1) Ponder your parabola on a coordiante axis. You'll have to decide on an orientation and a direction.
2) It seems prudent to decide (there is nothign magic about it) that the car will be moving generally from left to right as we consider this one seciton of track.
3) Having said that, on the left, the slope is -4/3 -- It is coming down. On the right, the slopr is 2/3 -- It is going back up. It's pretty clear, then that we have a cup-shape, of opening-up parabola.
4) Now you must decide one more thing. Where does the parabolic segment start? It's doesn't much matter, but you can make matters a little wors or a little better by choosing wisely. Since we get 50 horizontal feet, it may be wise to put the vertex on the origin. Maybe not. Frankly, it seemed easier to me at first to start the parabolic section on the y axis.
Given these definitions
y(x) = ax^2 + bx + c
y'(x) = 2ax + b
"start at a height of 30 feet"
y(0) = 30
incoming track has a slope of -4/3
y'(0) = -4/3
the end of the curve is to have a slope of 2/3
y'(50) = 2/3
That should be enough.
Let me return to your opening statement.
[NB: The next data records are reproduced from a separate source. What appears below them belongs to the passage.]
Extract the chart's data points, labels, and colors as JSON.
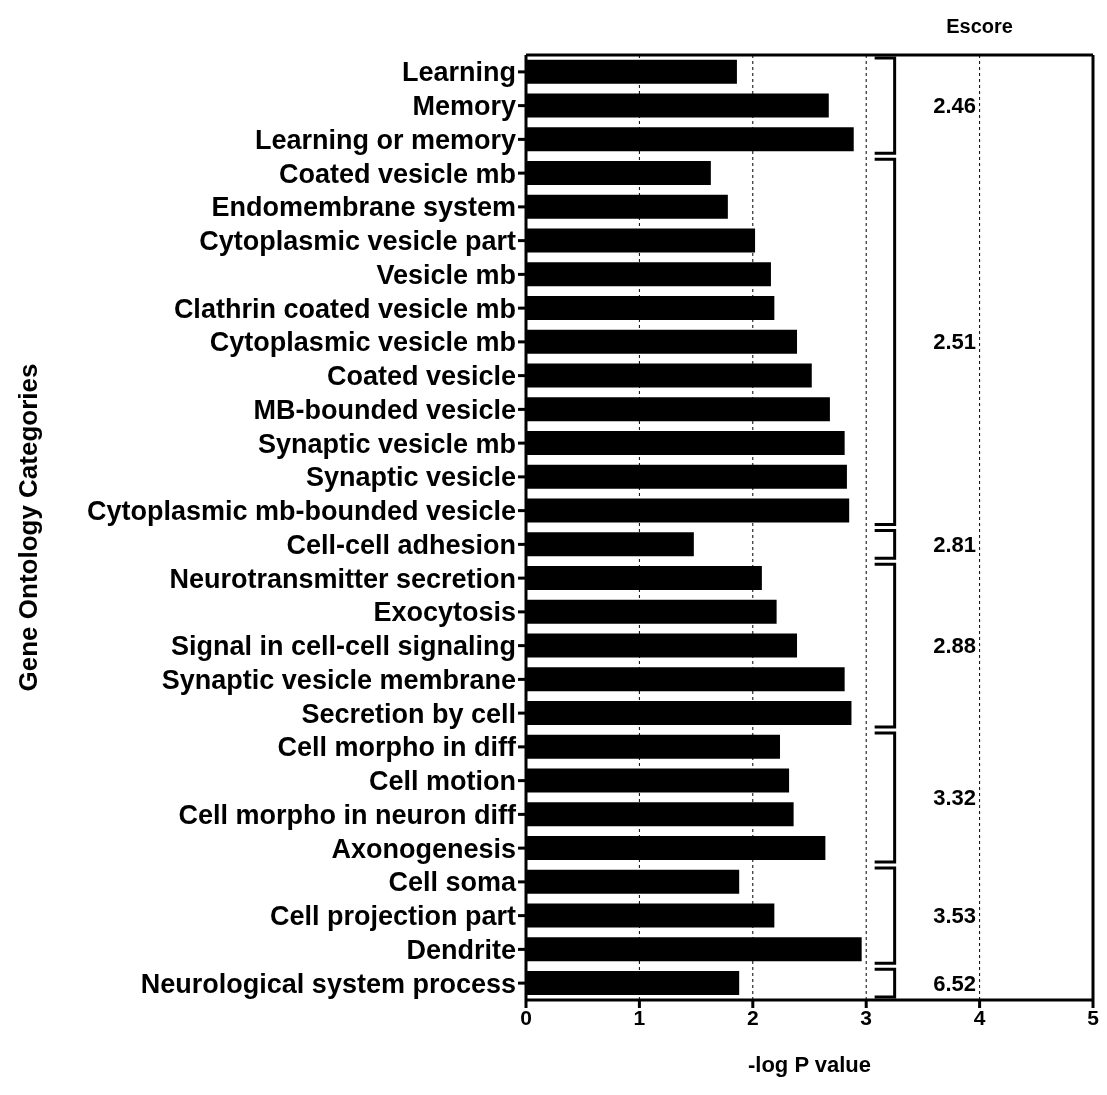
{
  "chart_data": {
    "type": "bar",
    "orientation": "horizontal",
    "xlabel": "-log P value",
    "ylabel": "Gene Ontology Categories",
    "color": "#000000",
    "categories": [
      "Learning",
      "Memory",
      "Learning or memory",
      "Coated vesicle mb",
      "Endomembrane system",
      "Cytoplasmic vesicle part",
      "Vesicle mb",
      "Clathrin coated vesicle mb",
      "Cytoplasmic vesicle mb",
      "Coated vesicle",
      "MB-bounded vesicle",
      "Synaptic vesicle mb",
      "Synaptic vesicle",
      "Cytoplasmic mb-bounded vesicle",
      "Cell-cell adhesion",
      "Neurotransmitter secretion",
      "Exocytosis",
      "Signal in cell-cell signaling",
      "Synaptic vesicle membrane",
      "Secretion by cell",
      "Cell morpho in diff",
      "Cell motion",
      "Cell morpho in neuron diff",
      "Axonogenesis",
      "Cell soma",
      "Cell projection part",
      "Dendrite",
      "Neurological system process"
    ],
    "values": [
      1.86,
      2.67,
      2.89,
      1.63,
      1.78,
      2.02,
      2.16,
      2.19,
      2.39,
      2.52,
      2.68,
      2.81,
      2.83,
      2.85,
      1.48,
      2.08,
      2.21,
      2.39,
      2.81,
      2.87,
      2.24,
      2.32,
      2.36,
      2.64,
      1.88,
      2.19,
      2.96,
      1.88
    ],
    "xlim": [
      0,
      5
    ],
    "xticks": [
      0,
      1,
      2,
      3,
      4,
      5
    ],
    "grid": "x",
    "annotations": [
      "Escore",
      "2.46",
      "2.51",
      "2.81",
      "2.88",
      "3.32",
      "3.53",
      "6.52"
    ]
  }
}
As soon as you believed that you could not do it, you lost track of your thinking process. Everything broke down ONLY when you gave up. Here's a plan. Don't do that.
Note: Really, it doesn't much matter what you assume. If we had decided to make it symmetrical about the y-axis, it would have looked like this...
y(-25) = 30
y'(-25) = -4/3
y'(25) = 2/3
It WILL produce a different solution, but the structure will be the same. Just make rational assumptions and WRITE THEM DOWN.